An important point is that these lists are managed directly by the Ministry of Justice without the use of admission priority criteria based on clinical risk assessments [6] and doubts were raised regarding the criteria that it must consider ascertaining the dangerousness of the perpetrator, suffering from a mental illness, in order to decide whether to apply, or even just continue, the security measure. If, on the one hand, the introduction of the maximum duration of the security measure of detention is in line with the principles of legal civilization, on the other hand, it should be counterbalanced in light of the absence of certainty criteria in the psychiatric-forensic assessment of the social dangerousness. Overall, REMS structures appear undersized not only for the capacity of beds but also for the number of staff who often find themselves having to deal with aggressive patients, difficult to treat and complicated in their management, also in terms of safety and security. For these reasons, the closure of OPGs has created a duty to adopt evidence-based strategies for assessing the risk of violence that are functional to the development of risk management and treatment strategies [3].

Once again, it is right to specify that the Italian psychiatric system has always been in many ways very peculiar at an international level.
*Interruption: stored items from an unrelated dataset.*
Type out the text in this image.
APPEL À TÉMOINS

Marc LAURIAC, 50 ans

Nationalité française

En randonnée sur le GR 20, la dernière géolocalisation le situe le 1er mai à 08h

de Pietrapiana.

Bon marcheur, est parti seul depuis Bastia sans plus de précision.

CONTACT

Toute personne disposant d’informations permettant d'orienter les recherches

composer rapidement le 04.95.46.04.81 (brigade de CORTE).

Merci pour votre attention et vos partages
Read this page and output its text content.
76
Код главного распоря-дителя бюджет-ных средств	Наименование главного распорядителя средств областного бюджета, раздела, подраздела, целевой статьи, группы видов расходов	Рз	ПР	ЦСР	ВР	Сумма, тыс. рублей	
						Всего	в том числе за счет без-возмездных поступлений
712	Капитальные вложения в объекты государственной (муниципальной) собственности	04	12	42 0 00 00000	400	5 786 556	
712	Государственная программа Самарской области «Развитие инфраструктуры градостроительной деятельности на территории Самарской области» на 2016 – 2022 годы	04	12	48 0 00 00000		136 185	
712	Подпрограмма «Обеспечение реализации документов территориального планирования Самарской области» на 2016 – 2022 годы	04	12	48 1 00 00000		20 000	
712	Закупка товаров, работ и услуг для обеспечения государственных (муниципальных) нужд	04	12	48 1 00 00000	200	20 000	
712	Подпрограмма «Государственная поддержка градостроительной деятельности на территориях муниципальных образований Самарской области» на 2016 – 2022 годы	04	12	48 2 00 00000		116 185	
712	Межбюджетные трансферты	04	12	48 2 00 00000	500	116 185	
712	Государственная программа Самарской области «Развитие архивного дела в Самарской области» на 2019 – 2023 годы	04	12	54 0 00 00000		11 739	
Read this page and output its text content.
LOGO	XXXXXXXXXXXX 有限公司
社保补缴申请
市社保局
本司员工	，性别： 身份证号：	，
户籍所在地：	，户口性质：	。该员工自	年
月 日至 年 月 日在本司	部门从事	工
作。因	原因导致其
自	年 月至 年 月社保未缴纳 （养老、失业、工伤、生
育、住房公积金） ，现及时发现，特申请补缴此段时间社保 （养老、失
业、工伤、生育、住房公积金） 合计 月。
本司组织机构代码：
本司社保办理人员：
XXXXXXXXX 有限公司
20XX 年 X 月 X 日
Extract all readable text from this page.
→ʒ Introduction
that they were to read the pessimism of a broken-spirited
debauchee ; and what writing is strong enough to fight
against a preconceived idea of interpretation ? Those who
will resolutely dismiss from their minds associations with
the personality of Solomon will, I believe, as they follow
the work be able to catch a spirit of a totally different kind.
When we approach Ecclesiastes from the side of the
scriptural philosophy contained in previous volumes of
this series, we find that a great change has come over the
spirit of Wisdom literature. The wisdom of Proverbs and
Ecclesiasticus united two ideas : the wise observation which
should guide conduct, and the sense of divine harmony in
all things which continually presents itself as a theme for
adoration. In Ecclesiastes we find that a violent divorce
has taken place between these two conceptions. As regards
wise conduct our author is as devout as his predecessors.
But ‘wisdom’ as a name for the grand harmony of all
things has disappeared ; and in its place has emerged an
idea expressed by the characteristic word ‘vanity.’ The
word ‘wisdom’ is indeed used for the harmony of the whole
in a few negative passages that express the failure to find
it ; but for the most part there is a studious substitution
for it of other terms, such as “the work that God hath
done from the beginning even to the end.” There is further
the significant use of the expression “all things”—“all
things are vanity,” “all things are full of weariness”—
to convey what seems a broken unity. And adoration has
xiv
With the law 833 of 1978, Italy decree for the first time the closure of the OPs (Psychiatric Hospitals) and provided for the transition to a community treatment model. Later on, as we saw, Italy closed also the OPGs in 2014. During the years following these important changes in the psychiatric patient care system, Italian psychiatrists have acquired specialized skills that characterize the operational practices to which they apply, often different from other European countries. Some of the strengths of the current Italian mental health care model include the widespread public outpatient psychiatric services throughout the country, interventions by the family and social environment and attention to other protective prognostic factors [7].

After the closure of OP, however, Italian general psychiatrists did not manage the violent and criminal behavior of their patients, which had previously been the responsibility of the Judicial System and its OPGs, so the National Health System psychiatrists gradually came to completely neglect these issues. Therefore, clinical psychiatrists, after OPGs closure, have to manage the risk of violence. It is the authors’ opinion that the use in Italian psychiatrist’s clinical practice of use of assessment and management tools, including those for the risk of violent acts is desirable in the near future for different reasons. At first, begin to use them habitually and regularly, as it should be, especially in our REMSs, in our forensic but in non-forensic facilities too would have the undoubted advantage of allowing us to compare ourselves with the models of other countries. Our forensic model of treatment is very unusual indeed, so the use of such tools would provide more objective data with which to support statements that today may appear self-referential. Hopefully, in few years, maybe, we will be able to demonstrate that our approach to the care of mentally ill patients it is no less effective than those chosen from countries other than ours and surely more ethical. From a practical perspective, these instruments can also guide the decision makers with the choice of priority criteria in accessing the waiting lists for admission to REMS. Finally, we think that the clinical and professional experience remains fundamental, but the use of these tools can be of valid comfort to the diagnostic and clinical reasoning both in the practice of general psychiatry and in forensic psychiatry evaluation as it can provide a unique, easyto- share clinical-anamnestic and historical information base that functions as a common source of reflection for all.